The reasoning seems airtight. But it presumes that our distance determines our seasons, and it neglects the fact that our southern hemispheric friends are experiencing a cold winter at the same time we're having our hot summer.
The fact is that for these last couple weeks we have been the farthest from the sun in our orbit. And it is in the dead of our winter that we are closest to the fires of our star. Huh?
As you know, every planet, comet, and space rock in our solar system orbits the sun. But despite the fact that planetary orbits are drawn as perfect circles in our textbooks, they are not.
But that's OK. We don't need a perfectly circular orbit. Slightly oblong - we call it "elliptical" in the Land of Science - is just fine. But here's the point: Since it is not a perfect circle, it follows there must be a time in an orbit when a planet is closer to the sun than at all other times, and another time when it is farthest.
And it is now, at the beginning of July, that we are at our farthest. This "farthest point" in an orbit around the sun has a name, aphelion. Our closest point to the sun happens in the first week of January.
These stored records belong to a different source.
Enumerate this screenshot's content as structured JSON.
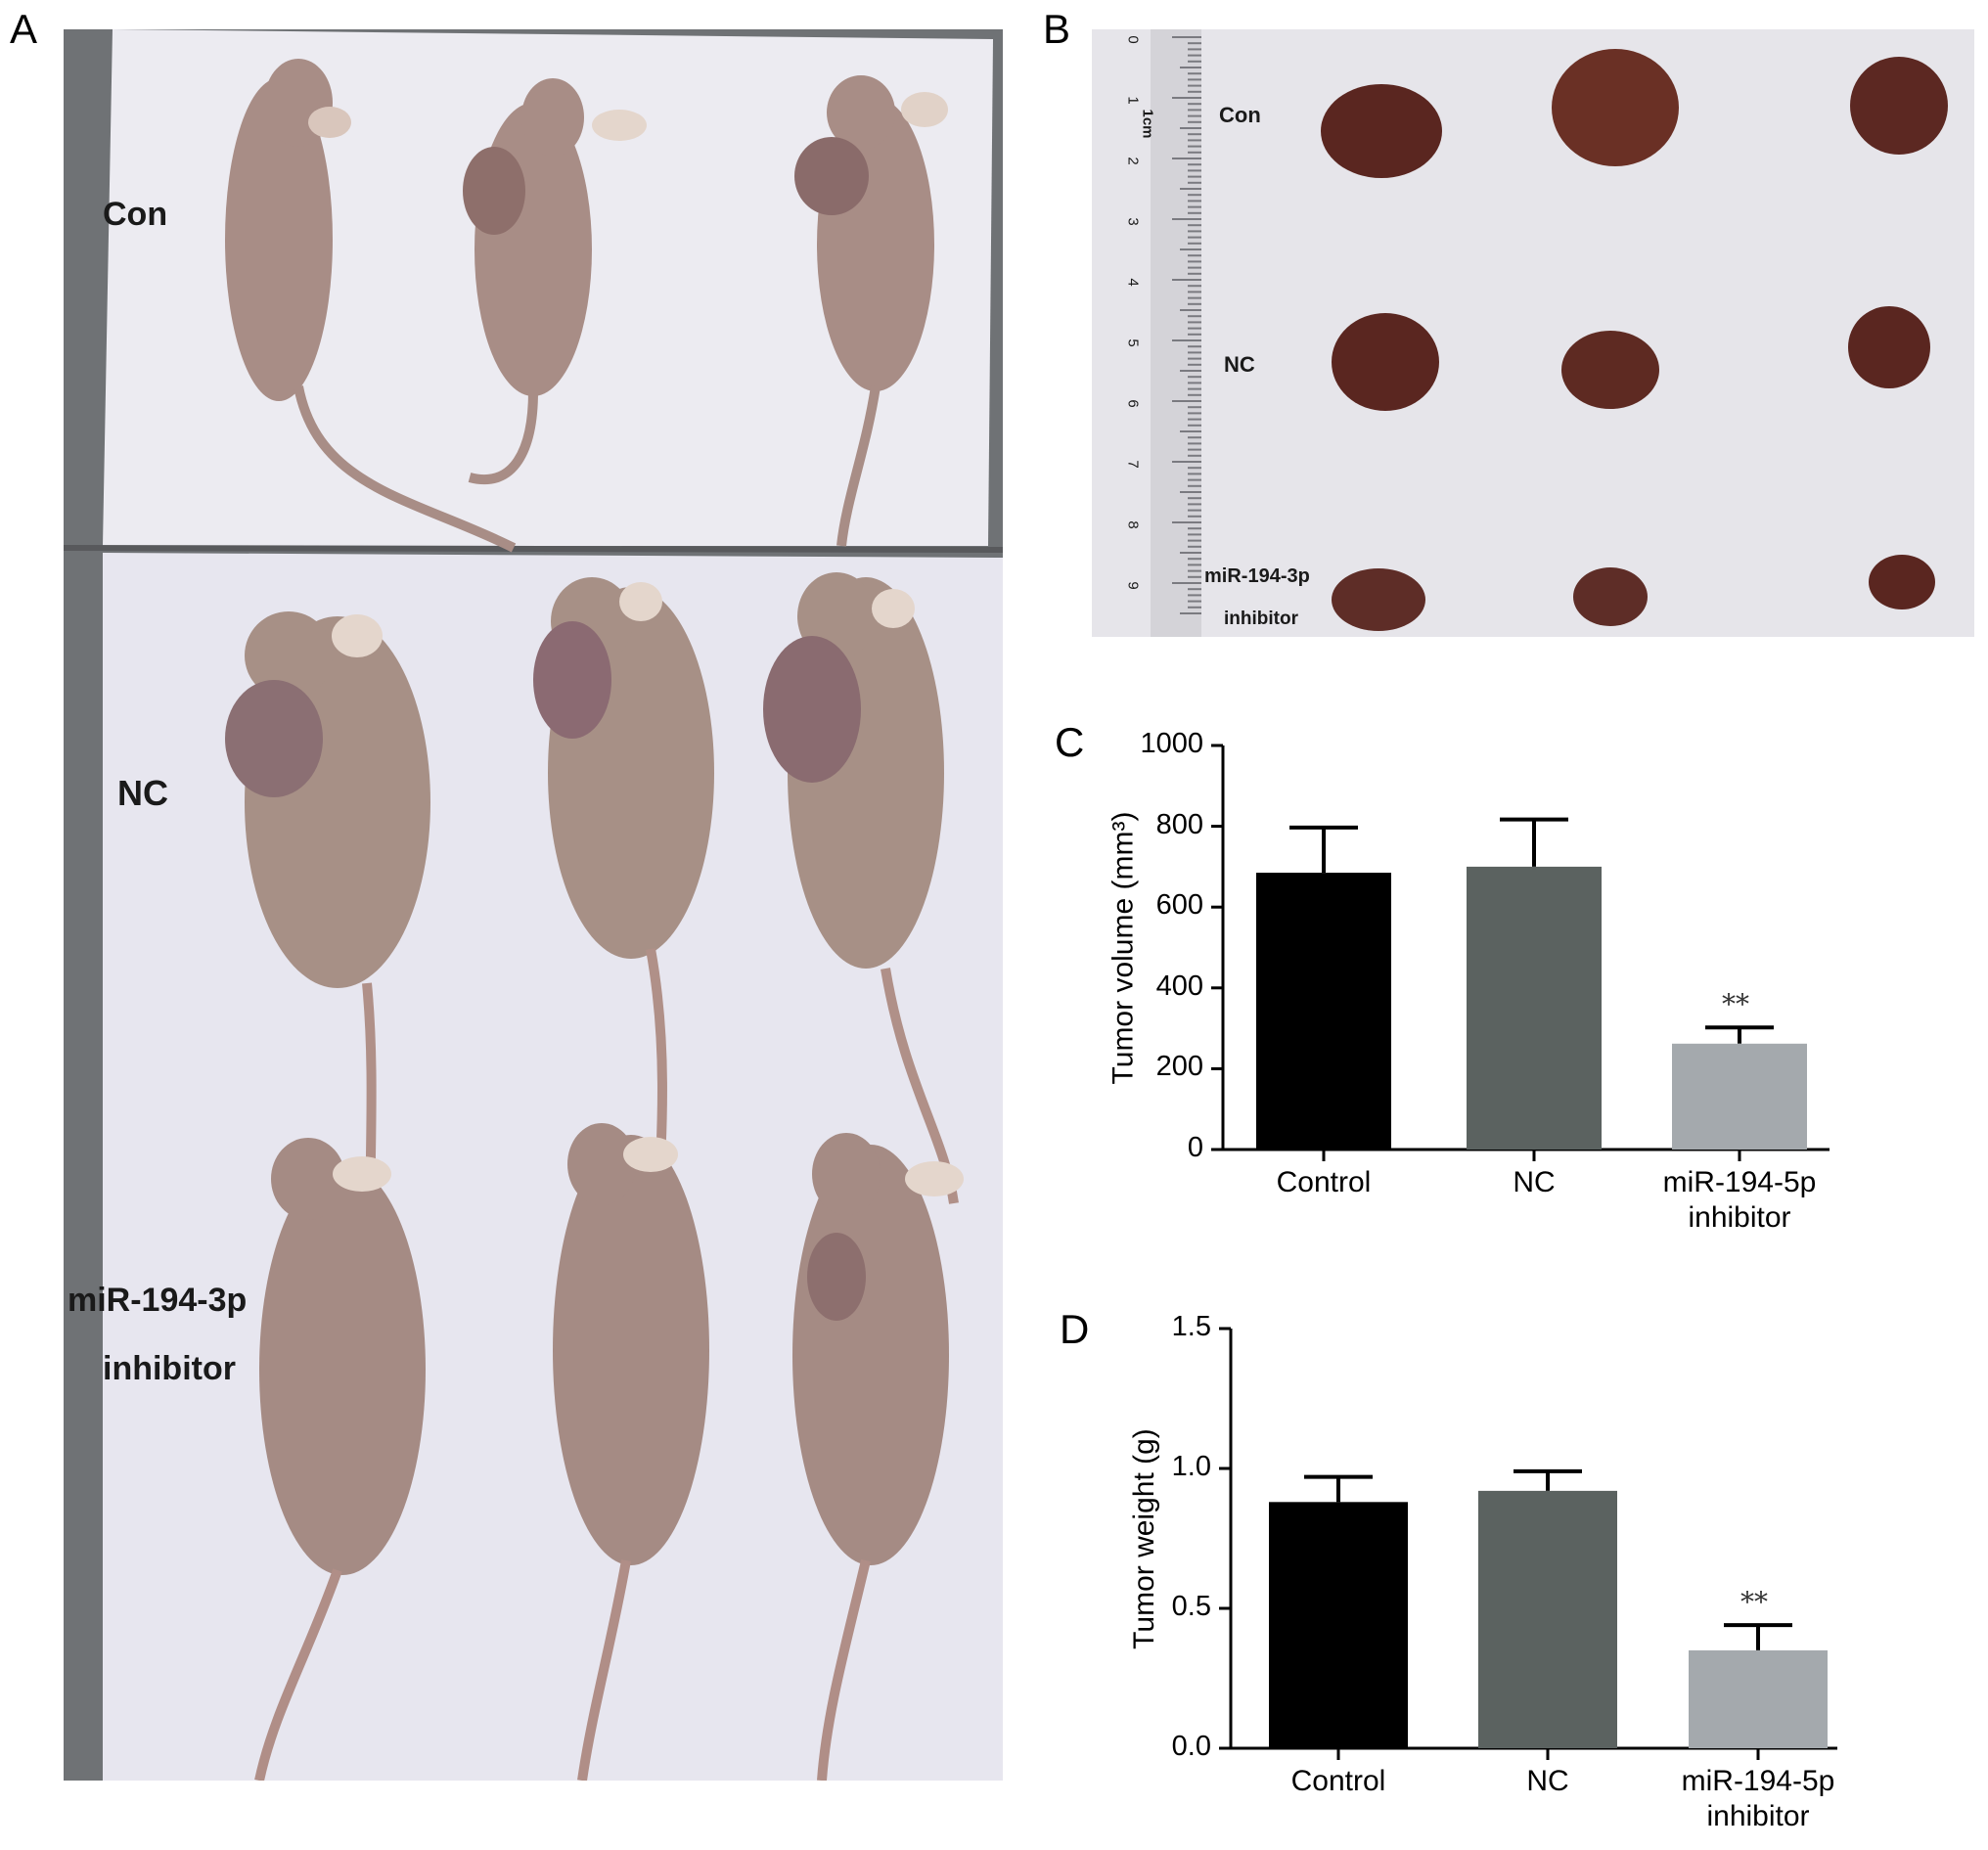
{
  "panels": {
    "a": {
      "letter": "A",
      "groups": [
        "Con",
        "NC",
        "miR-194-3p",
        "inhibitor"
      ]
    },
    "b": {
      "letter": "B",
      "groups": [
        "Con",
        "NC",
        "miR-194-3p",
        "inhibitor"
      ],
      "ruler_label": "1cm",
      "ruler_numbers": [
        "0",
        "1",
        "2",
        "3",
        "4",
        "5",
        "6",
        "7",
        "8",
        "9"
      ]
    },
    "c": {
      "letter": "C"
    },
    "d": {
      "letter": "D"
    }
  },
  "colors": {
    "control": "#000000",
    "nc": "#5b6260",
    "inhibitor": "#a4a9ad",
    "mouse_skin": "#a88d86",
    "tumor": "#5a2620",
    "paper": "#ebe9f0"
  },
  "chart_data": [
    {
      "type": "bar",
      "panel": "C",
      "categories": [
        "Control",
        "NC",
        "miR-194-5p inhibitor"
      ],
      "category_lines": [
        [
          "Control"
        ],
        [
          "NC"
        ],
        [
          "miR-194-5p",
          "inhibitor"
        ]
      ],
      "values": [
        685,
        700,
        262
      ],
      "error": [
        112,
        117,
        40
      ],
      "colors": [
        "#000000",
        "#5b6260",
        "#a4a9ad"
      ],
      "ylabel": "Tumor volume (mm³)",
      "ylim": [
        0,
        1000
      ],
      "yticks": [
        "0",
        "200",
        "400",
        "600",
        "800",
        "1000"
      ],
      "ytick_values": [
        0,
        200,
        400,
        600,
        800,
        1000
      ],
      "annotations": [
        "",
        "",
        "**"
      ],
      "grid": false
    },
    {
      "type": "bar",
      "panel": "D",
      "categories": [
        "Control",
        "NC",
        "miR-194-5p inhibitor"
      ],
      "category_lines": [
        [
          "Control"
        ],
        [
          "NC"
        ],
        [
          "miR-194-5p",
          "inhibitor"
        ]
      ],
      "values": [
        0.88,
        0.92,
        0.35
      ],
      "error": [
        0.09,
        0.07,
        0.09
      ],
      "colors": [
        "#000000",
        "#5b6260",
        "#a4a9ad"
      ],
      "ylabel": "Tumor weight (g)",
      "ylim": [
        0,
        1.5
      ],
      "yticks": [
        "0.0",
        "0.5",
        "1.0",
        "1.5"
      ],
      "ytick_values": [
        0,
        0.5,
        1.0,
        1.5
      ],
      "annotations": [
        "",
        "",
        "**"
      ],
      "grid": false
    }
  ]
}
Then we are at perihelion.
Now a fair question is: Why aren't we freezing right now, being farther away? Well, the difference between our aphelion and our perihelion isn't that dramatic. Our orbit, although not a perfect circle, comes close. There is a difference of only a few million kilometers between the two. But we are so far out that a couple million klicks doesn't matter.
Here's an analogy: Suppose you are a hundred yards away from a bonfire. If you were to take a big step closer would you feel the temperature rise? How about a step farther away? Would you feel a lot colder? Probably not.
Same with the sun. Our tiny difference in aphelion and perihelion makes no traumatic change in climate over the year. It is our tilt that gives us our seasons. The important question is: Are we tilted towards the sun or away? We are tilted towards the sun now, hence we have summer.
Don't get me wrong! Any more elliptical, or an average distance any closer or farther from the sun means very bad times on Planet Earth. But as it stands now - from tilt to spin to distance - all is very, very good.